Eleven years after winning his last Major, the man who still draws audiences to golf like nobody else achieved what just a few months ago seemed barely believable and won his 15th.
On a dramatic final day, Woods claimed a fifth Green Jacket and his first since 2005 by holding his nerve while a host of top-class rivals, including overnight leader Francesco Molinari, wavered.
Now that he has proven he can still win the biggest events at the age of 43 – and after a decade overshadowed by injury and off-course problems – Woods is back on the trail of Jack Nicklaus’s record 18 Majors.
Woods kept a lid on his emotions until holing the putt at 18 that completed a round of 70, saw him finish on a score of 13 under par and clinched a one-shot win over fellow Americans Dustin Johnson, Xander Schauffele and Brooks Koepka.
He raised both arms aloft with a visceral roar, matching the ferocity of the appreciation of the crowd, before seeking out his son, Charlie – not yet born when Woods won his previous Major, at the 2008 US Open – for a lingering embrace.
“When I tapped the putt in I was just looking for Charlie somewhere,” he said. “It’s come full circle.
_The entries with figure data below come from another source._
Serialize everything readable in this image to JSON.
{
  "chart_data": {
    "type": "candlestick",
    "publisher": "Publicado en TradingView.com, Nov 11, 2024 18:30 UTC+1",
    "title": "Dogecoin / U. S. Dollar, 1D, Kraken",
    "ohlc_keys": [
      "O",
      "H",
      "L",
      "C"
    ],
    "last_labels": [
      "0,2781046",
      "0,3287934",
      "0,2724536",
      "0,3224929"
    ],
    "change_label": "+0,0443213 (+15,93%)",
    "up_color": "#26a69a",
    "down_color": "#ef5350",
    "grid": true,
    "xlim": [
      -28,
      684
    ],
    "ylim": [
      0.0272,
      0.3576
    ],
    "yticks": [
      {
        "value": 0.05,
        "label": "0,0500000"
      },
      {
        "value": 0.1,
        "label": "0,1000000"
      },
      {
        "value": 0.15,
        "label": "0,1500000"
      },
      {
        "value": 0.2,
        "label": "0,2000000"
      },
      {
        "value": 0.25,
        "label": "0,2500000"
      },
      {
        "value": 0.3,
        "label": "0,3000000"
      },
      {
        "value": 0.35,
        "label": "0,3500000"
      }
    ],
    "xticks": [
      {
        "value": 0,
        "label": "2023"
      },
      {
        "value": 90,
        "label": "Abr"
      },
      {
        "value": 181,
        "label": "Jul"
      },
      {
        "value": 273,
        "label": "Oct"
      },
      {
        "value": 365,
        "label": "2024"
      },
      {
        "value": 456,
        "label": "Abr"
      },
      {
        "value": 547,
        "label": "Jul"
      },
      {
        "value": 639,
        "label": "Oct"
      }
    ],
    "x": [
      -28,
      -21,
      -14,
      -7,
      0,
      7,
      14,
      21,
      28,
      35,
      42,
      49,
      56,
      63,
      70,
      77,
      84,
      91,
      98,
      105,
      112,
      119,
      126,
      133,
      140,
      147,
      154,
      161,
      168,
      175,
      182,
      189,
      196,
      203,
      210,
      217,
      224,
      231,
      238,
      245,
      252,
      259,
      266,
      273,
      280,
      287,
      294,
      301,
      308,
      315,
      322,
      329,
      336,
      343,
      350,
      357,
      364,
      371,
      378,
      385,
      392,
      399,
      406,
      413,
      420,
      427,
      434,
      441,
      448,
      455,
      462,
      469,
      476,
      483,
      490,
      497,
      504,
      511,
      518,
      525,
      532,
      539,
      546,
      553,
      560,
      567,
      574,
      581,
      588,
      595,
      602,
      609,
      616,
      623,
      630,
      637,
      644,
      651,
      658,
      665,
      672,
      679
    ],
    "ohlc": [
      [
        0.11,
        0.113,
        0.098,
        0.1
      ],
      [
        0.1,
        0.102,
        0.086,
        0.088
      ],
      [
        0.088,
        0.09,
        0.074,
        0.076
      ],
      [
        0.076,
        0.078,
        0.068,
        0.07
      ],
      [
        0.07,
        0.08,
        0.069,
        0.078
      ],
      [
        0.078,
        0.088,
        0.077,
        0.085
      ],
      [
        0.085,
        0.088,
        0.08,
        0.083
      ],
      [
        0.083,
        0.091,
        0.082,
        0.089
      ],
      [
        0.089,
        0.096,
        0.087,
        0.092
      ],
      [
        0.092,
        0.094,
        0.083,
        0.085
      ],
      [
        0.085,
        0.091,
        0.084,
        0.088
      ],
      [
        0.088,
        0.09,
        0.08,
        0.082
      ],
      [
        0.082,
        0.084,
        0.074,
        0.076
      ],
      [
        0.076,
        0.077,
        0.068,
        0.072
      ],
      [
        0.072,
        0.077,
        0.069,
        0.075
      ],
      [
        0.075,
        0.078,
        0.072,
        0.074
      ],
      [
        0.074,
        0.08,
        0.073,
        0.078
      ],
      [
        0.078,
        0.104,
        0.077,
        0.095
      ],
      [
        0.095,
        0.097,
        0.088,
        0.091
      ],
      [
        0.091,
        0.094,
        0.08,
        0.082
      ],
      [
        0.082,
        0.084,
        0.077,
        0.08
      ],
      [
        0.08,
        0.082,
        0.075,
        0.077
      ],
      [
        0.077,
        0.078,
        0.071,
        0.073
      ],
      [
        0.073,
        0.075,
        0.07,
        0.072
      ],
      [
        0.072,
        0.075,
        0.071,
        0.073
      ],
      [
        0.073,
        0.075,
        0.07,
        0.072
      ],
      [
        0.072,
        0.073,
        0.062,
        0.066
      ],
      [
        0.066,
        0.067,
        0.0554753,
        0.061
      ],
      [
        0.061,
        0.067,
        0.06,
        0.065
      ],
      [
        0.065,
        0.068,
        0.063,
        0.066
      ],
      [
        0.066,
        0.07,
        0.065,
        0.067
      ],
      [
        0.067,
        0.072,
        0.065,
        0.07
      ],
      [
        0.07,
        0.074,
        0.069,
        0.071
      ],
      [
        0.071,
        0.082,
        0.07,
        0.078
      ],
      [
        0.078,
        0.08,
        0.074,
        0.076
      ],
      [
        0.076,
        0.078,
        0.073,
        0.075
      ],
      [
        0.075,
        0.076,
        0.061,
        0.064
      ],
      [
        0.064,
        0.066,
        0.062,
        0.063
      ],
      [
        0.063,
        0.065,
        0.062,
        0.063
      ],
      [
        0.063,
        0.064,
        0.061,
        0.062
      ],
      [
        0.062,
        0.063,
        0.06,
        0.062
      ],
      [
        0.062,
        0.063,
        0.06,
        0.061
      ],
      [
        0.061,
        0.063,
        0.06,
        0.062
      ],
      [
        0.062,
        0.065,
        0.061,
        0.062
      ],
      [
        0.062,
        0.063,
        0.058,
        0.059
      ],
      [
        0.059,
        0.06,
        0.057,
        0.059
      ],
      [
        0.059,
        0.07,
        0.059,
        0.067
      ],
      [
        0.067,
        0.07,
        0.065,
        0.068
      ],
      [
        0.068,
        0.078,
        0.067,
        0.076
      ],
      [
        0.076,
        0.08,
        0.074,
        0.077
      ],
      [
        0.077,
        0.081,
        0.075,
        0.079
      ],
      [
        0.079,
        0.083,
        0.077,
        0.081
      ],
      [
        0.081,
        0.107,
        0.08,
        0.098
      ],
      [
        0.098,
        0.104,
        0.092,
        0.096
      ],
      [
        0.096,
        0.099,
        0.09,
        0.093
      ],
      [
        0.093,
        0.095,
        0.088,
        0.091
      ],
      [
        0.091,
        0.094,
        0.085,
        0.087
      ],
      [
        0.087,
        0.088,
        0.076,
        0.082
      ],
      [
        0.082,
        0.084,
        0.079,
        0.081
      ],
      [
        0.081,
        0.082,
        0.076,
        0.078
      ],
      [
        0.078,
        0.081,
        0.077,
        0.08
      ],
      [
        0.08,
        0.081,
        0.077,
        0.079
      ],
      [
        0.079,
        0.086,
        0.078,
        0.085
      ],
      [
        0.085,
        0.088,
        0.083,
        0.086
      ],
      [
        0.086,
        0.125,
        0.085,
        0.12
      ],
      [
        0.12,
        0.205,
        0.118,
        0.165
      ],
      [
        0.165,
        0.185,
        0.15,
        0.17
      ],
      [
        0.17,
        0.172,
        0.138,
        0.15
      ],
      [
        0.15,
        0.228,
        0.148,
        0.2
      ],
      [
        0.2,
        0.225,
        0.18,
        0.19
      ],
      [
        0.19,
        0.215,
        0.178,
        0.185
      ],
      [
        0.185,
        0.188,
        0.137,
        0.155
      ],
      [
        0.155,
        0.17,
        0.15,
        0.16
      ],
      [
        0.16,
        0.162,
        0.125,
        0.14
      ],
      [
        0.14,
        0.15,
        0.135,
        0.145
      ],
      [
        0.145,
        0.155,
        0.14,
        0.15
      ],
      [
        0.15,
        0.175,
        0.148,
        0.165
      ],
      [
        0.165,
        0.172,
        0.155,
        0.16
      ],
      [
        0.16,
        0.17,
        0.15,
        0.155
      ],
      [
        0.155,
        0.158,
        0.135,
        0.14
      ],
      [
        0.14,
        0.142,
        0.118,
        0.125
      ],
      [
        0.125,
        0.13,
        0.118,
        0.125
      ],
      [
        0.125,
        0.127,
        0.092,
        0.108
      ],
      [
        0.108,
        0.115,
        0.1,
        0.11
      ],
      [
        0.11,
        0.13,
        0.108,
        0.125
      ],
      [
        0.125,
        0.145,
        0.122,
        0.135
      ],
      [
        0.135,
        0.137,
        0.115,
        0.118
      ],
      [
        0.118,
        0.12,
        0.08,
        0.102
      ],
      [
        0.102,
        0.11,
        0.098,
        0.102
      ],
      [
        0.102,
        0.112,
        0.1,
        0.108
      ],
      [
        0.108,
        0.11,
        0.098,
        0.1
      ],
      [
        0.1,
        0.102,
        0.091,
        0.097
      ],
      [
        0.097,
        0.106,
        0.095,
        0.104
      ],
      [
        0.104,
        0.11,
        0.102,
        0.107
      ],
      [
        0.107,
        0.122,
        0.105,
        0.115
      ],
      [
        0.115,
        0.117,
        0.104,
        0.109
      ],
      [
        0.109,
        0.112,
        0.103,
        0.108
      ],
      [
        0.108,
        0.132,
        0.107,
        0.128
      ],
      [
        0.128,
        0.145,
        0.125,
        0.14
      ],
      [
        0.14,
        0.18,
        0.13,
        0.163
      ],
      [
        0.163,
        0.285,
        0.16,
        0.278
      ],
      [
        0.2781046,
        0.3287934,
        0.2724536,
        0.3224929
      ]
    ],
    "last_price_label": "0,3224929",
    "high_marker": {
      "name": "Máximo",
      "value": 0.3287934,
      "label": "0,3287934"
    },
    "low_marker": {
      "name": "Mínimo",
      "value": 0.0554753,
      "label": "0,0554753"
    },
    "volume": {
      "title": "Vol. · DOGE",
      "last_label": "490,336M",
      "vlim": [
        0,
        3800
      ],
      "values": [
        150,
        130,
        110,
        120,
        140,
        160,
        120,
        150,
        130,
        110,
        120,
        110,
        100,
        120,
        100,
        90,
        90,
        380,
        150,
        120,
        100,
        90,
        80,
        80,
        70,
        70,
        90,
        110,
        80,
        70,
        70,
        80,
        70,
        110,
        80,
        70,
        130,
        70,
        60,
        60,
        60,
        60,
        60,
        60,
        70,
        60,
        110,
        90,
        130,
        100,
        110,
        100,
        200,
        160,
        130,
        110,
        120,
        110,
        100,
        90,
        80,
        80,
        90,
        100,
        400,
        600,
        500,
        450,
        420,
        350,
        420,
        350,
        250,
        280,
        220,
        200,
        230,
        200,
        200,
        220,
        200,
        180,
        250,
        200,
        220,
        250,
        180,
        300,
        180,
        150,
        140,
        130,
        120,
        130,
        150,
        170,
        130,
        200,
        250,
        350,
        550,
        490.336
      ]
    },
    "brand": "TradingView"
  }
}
My dad was here in ‘97 [Tiger’s first Masters win] and now I’m the dad with my kids here.
“This would be up there as one of the hardest I’ve ever had to win because of what has transpired over the last few years. I couldn’t be more happy and excited.”
Molinari, who began the day with a two-shot lead, appeared intent on repeating his final round at last year’s Open, where he won a first Major with a flawless display featuring 16 pars and two birdies.
For most of the front nine it worked and the Italian even extended his advantage to three at the fifth hole. After 10, he led Woods by two shots and looked to be in control.
That changed dramatically at 12, where he found water off the tee and made double bogey, slipping into a tie with Woods and Schauffele, who were soon joined by Johnson and Koepka.
Momentum swung irrevocably towards Woods at the 15th, where Molinari made another double bogey after finding water and Tiger birdied to go clear.
And when Woods landed his tee shot at the par-three 16th to within a few inches of the pin, a two-shot cushion that would see him through the final holes was a formality.
From being a two-horse race on the front nine, the contest was thrown wide open down the stretch, with Schauffele and Johnson surging into contention with four-under-par rounds of 68.
Three-time Major winner Koepka’s challenge was dented by a double bogey at 12 but he eagled 13 and birdied to stay in the chase.
Jason Day threatened with a 67 but had to settle for a share of fifth with Molinari, Tony Finau and Webb Simpson, while Jon Rahm (68) and Patrick Cantlay (68) were a shot further back.
Birdies at 13, 15 and 16 proved decisive for Woods, however, whose conviction seemed to grow with every hole of the back nine.
US Open next?
After flirting with victory at the Open last year, Woods returned to the winner’s circle at the Tour Championship in September, raising hopes that he could yet add to his 14 Majors.
Now that the 15th is in the bag, Nicklaus’s tally suddenly looks attainable. The next Major in the calendar, the US Open, is being held at Pebble Beach, where Woods won it in 2000 by a record margin of 15 shots.
The Hollywood ending may have been secured, but Woods may only just be getting started again.